We know what many of you are thinking, because we’ve had the same thoughts ourselves: “Our kids learned to go to bed earlier, other kids can, too – parents just need to set household rules.” ”Farm kids get up before dawn and somehow, they survive.” And so on.
But we believe in research rather than anecdote. Individual stories are interesting but not conclusive. And the research is clear on this.
At about the time of the onset of puberty, most adolescents experience a shift of up to two hours in their sleep-wake patterns, according to the American Academy of Pediatrics.
Kyla Wahlstrom, a senior research fellow at the University of Minnesota, offered the clearest explanation of this phenomenon in an article on the website The Conversation.
“At the onset of puberty, nearly all humans (and most mammals) experience a delay of sleep timing in the brain. As a result, the adolescent body does not begin to feel sleepy until about 10:45 p.m.,” she wrote.
In teens, Wahlstrom noted, “the secretion of the sleep hormone melatonin begins at about 10:45 p.m. and continues until about 8 a.m.”
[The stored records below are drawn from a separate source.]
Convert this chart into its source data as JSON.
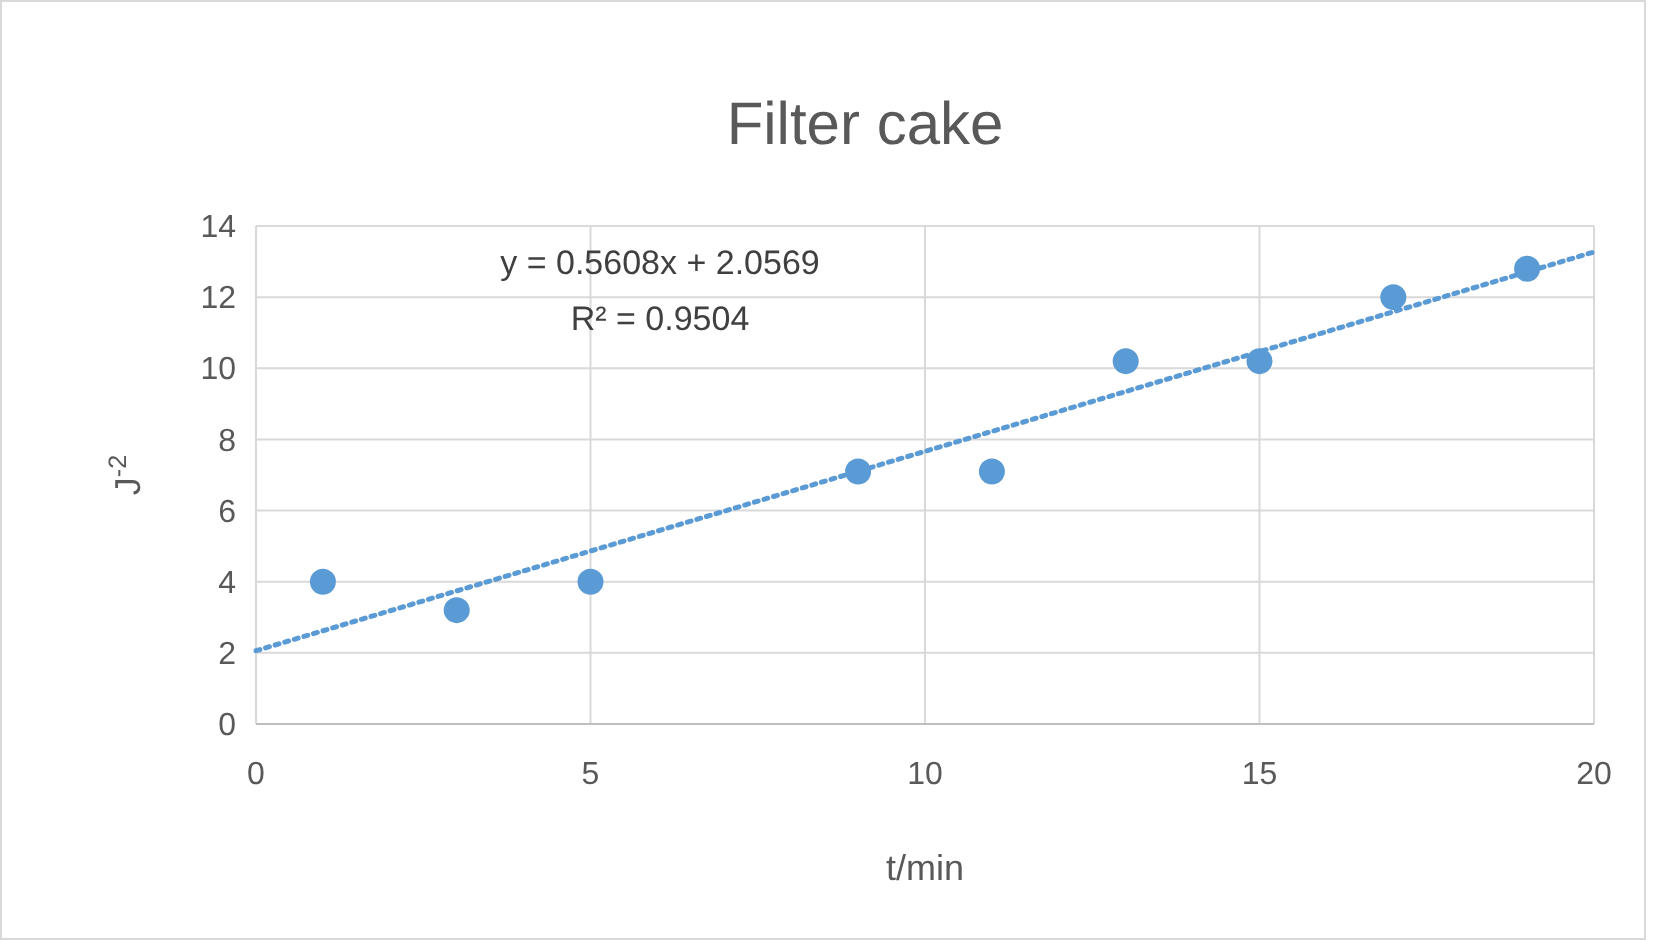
{
  "chart_data": {
    "type": "scatter",
    "title": "Filter cake",
    "xlabel": "t/min",
    "ylabel": "J$^{-2}$",
    "x": [
      1,
      3,
      5,
      9,
      11,
      13,
      15,
      17,
      19
    ],
    "series": [
      {
        "type": "scatter",
        "color": "#5b9bd5",
        "marker": "circle",
        "values": [
          4.0,
          3.2,
          4.0,
          7.1,
          7.1,
          10.2,
          10.2,
          12.0,
          12.8
        ]
      },
      {
        "type": "line",
        "color": "#5b9bd5",
        "marker": "none",
        "line_style": "dotted",
        "x": [
          0,
          20
        ],
        "values": [
          2.06,
          13.27
        ]
      }
    ],
    "annotations": [
      "y = 0.5608x + 2.0569",
      "R² = 0.9504"
    ],
    "xlim": [
      0,
      20
    ],
    "xticks": [
      0,
      5,
      10,
      15,
      20
    ],
    "ylim": [
      0,
      14
    ],
    "yticks": [
      0,
      2,
      4,
      6,
      8,
      10,
      12,
      14
    ],
    "grid": true
  }
}
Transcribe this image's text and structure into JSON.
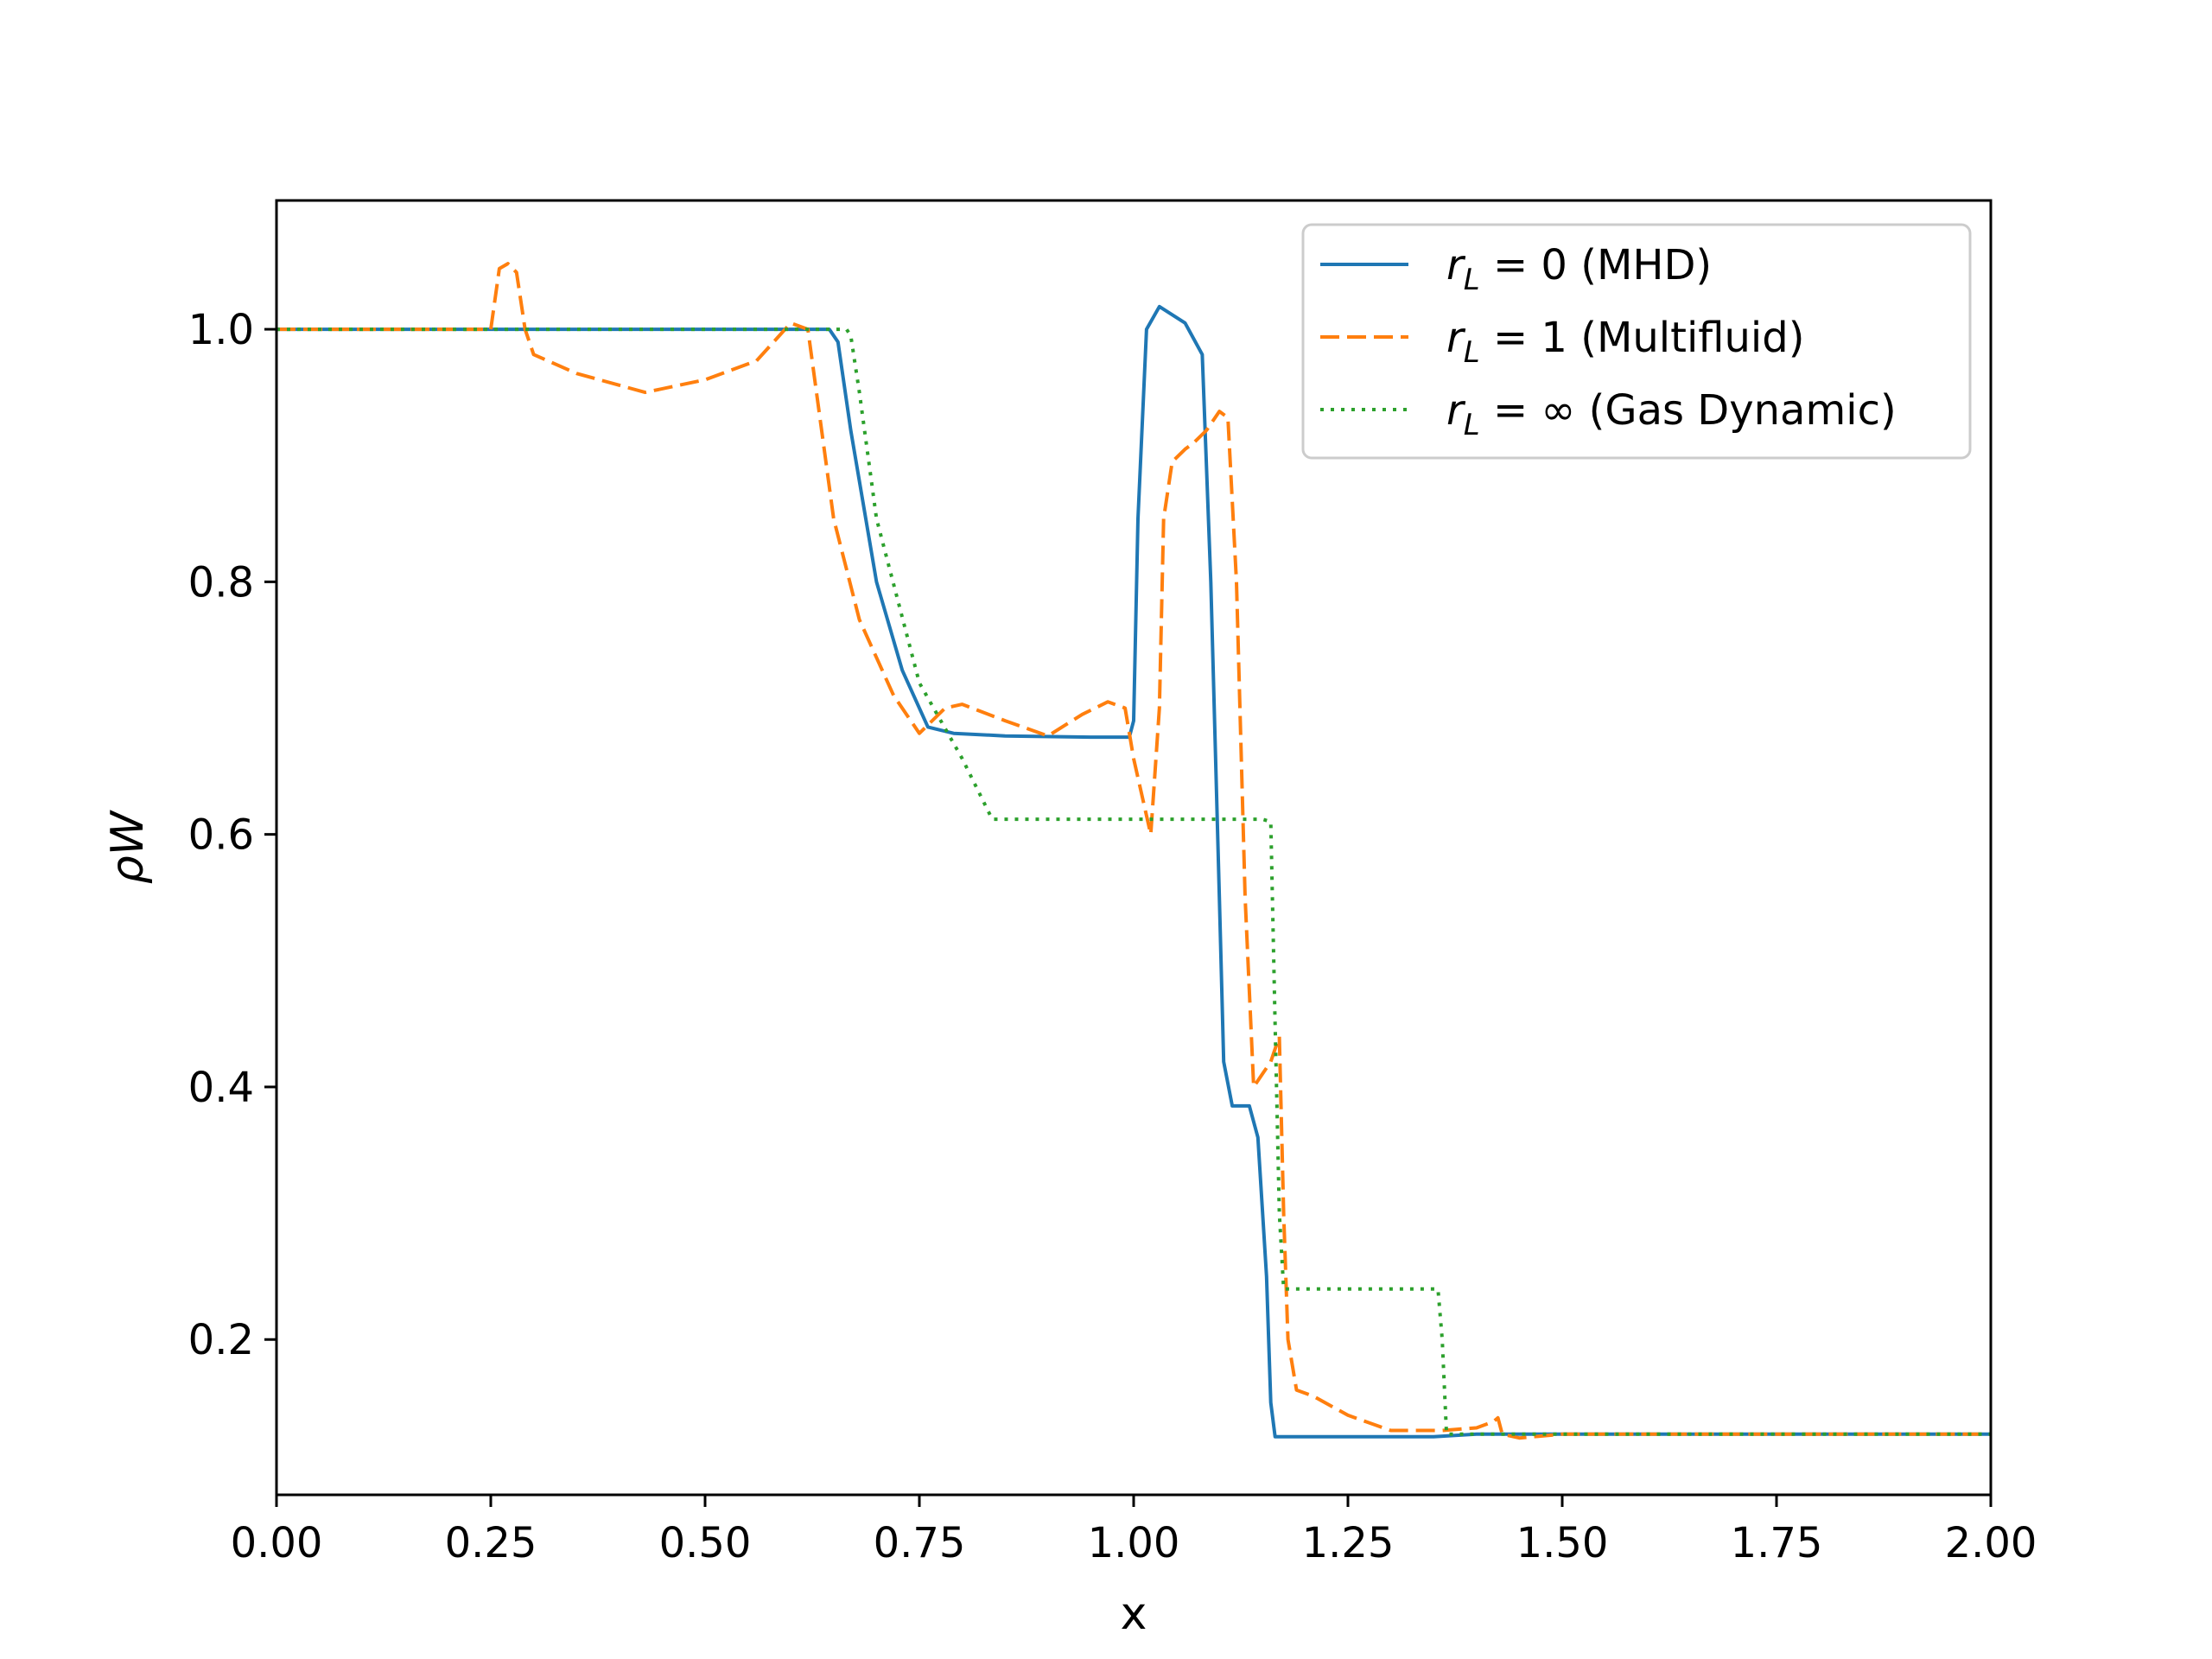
{
  "chart_data": {
    "type": "line",
    "title": "",
    "xlabel": "x",
    "ylabel": "ρW",
    "xlim": [
      0.0,
      2.0
    ],
    "ylim": [
      0.077,
      1.102
    ],
    "xticks": [
      "0.00",
      "0.25",
      "0.50",
      "0.75",
      "1.00",
      "1.25",
      "1.50",
      "1.75",
      "2.00"
    ],
    "yticks": [
      "0.2",
      "0.4",
      "0.6",
      "0.8",
      "1.0"
    ],
    "grid": false,
    "legend_position": "top-right",
    "series": [
      {
        "name": "r_L = 0 (MHD)",
        "legend_main": "r",
        "legend_sub": "L",
        "legend_rest": " = 0 (MHD)",
        "color": "#1f77b4",
        "style": "solid",
        "x": [
          0.0,
          0.645,
          0.655,
          0.67,
          0.7,
          0.73,
          0.76,
          0.79,
          0.85,
          0.95,
          0.995,
          1.0,
          1.005,
          1.015,
          1.03,
          1.06,
          1.08,
          1.09,
          1.1,
          1.105,
          1.115,
          1.125,
          1.135,
          1.145,
          1.155,
          1.16,
          1.165,
          1.25,
          1.35,
          1.4,
          1.5,
          2.0
        ],
        "y": [
          1.0,
          1.0,
          0.99,
          0.92,
          0.8,
          0.73,
          0.685,
          0.68,
          0.678,
          0.677,
          0.677,
          0.69,
          0.85,
          1.0,
          1.018,
          1.005,
          0.98,
          0.8,
          0.55,
          0.42,
          0.385,
          0.385,
          0.385,
          0.36,
          0.25,
          0.15,
          0.123,
          0.123,
          0.123,
          0.125,
          0.125,
          0.125
        ]
      },
      {
        "name": "r_L = 1 (Multifluid)",
        "legend_main": "r",
        "legend_sub": "L",
        "legend_rest": " = 1 (Multifluid)",
        "color": "#ff7f0e",
        "style": "dashed",
        "x": [
          0.0,
          0.25,
          0.26,
          0.27,
          0.28,
          0.29,
          0.3,
          0.35,
          0.43,
          0.5,
          0.56,
          0.58,
          0.6,
          0.62,
          0.65,
          0.68,
          0.72,
          0.75,
          0.78,
          0.8,
          0.85,
          0.9,
          0.94,
          0.97,
          0.99,
          1.0,
          1.02,
          1.03,
          1.035,
          1.045,
          1.06,
          1.07,
          1.085,
          1.1,
          1.11,
          1.12,
          1.13,
          1.14,
          1.15,
          1.16,
          1.17,
          1.175,
          1.18,
          1.19,
          1.21,
          1.25,
          1.3,
          1.36,
          1.4,
          1.42,
          1.425,
          1.43,
          1.45,
          1.5,
          2.0
        ],
        "y": [
          1.0,
          1.0,
          1.048,
          1.052,
          1.045,
          1.0,
          0.98,
          0.965,
          0.95,
          0.96,
          0.975,
          0.99,
          1.005,
          1.0,
          0.85,
          0.77,
          0.71,
          0.68,
          0.7,
          0.703,
          0.69,
          0.678,
          0.695,
          0.705,
          0.7,
          0.66,
          0.6,
          0.7,
          0.85,
          0.895,
          0.905,
          0.91,
          0.92,
          0.935,
          0.93,
          0.8,
          0.55,
          0.4,
          0.41,
          0.42,
          0.44,
          0.3,
          0.2,
          0.16,
          0.155,
          0.14,
          0.128,
          0.128,
          0.13,
          0.135,
          0.138,
          0.125,
          0.122,
          0.125,
          0.125
        ]
      },
      {
        "name": "r_L = ∞ (Gas Dynamic)",
        "legend_main": "r",
        "legend_sub": "L",
        "legend_rest": " = ∞ (Gas Dynamic)",
        "color": "#2ca02c",
        "style": "dotted",
        "x": [
          0.0,
          0.665,
          0.67,
          0.68,
          0.7,
          0.75,
          0.8,
          0.835,
          1.15,
          1.16,
          1.165,
          1.17,
          1.175,
          1.18,
          1.2,
          1.355,
          1.36,
          1.365,
          2.0
        ],
        "y": [
          1.0,
          1.0,
          0.995,
          0.95,
          0.85,
          0.72,
          0.66,
          0.612,
          0.612,
          0.61,
          0.45,
          0.3,
          0.24,
          0.24,
          0.24,
          0.24,
          0.2,
          0.125,
          0.125
        ]
      }
    ]
  }
}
Teens can’t easily fall asleep until melatonin secretion begins – and can’t fully wake until it stops.
So we can tell them to go to sleep before 11 p.m., but their brains won’t cooperate. If they fall asleep at midnight, they will get six or so hours of sleep before their smartphone alarm sounds.
The upshot: We’re forcing kids who get far less than the recommended minimum of eight and a half hours of sleep to wake before dawn and get on the bus – or, more alarmingly, to get behind the wheel and drive groggily to school before the morning bell chimes.
As Geli noted, a six-year study conducted by the Centers for Disease Control and Prevention found that a scant 6.7 to 7.7 percent of female high school students and 8 to 9.4 percent of male high school students get at least the recommended nine hours of sleep per night.
Even if you don’t have a kid in high school, it should alarm you to know that you’re sharing the road with a great many sleep-deprived teens.
Drowsy driving can be just as lethal as driving under the influence. And, we should note, motor vehicle fatalities are the leading cause of death in teens, according to the CDC.
As the Carlisle Sentinel reported earlier this month, parents also had concerns about Mechanicsburg Area School District’s plan to shift school start times. Those concerns ranged from “before- and after-school care coordination and what impact the changes would have on children who walk to school.”
Mechanicsburg Superintendent Mark Leidy had what seemed to us was the perfect response: “We want to prove to you that the option we’re putting on the table has many solutions. We’re going to open it up to those (parents) who think they have unique circumstances (with this plan). We’re saying, ‘Let’s talk about it and see what options are open.’ “
The American Academy of Pediatrics wants school districts to consider later high school start times because it says chronic sleep loss in teens can lead to a raft of problems, including increased risks for depression, anxiety and suicidal ideation, as well as obesity and other health issues, impaired academic performance, poor school attendance and higher dropout rates.
Our high school students aren’t snowflakes in need of coddling. They’re exhausted. And getting wearier by the day.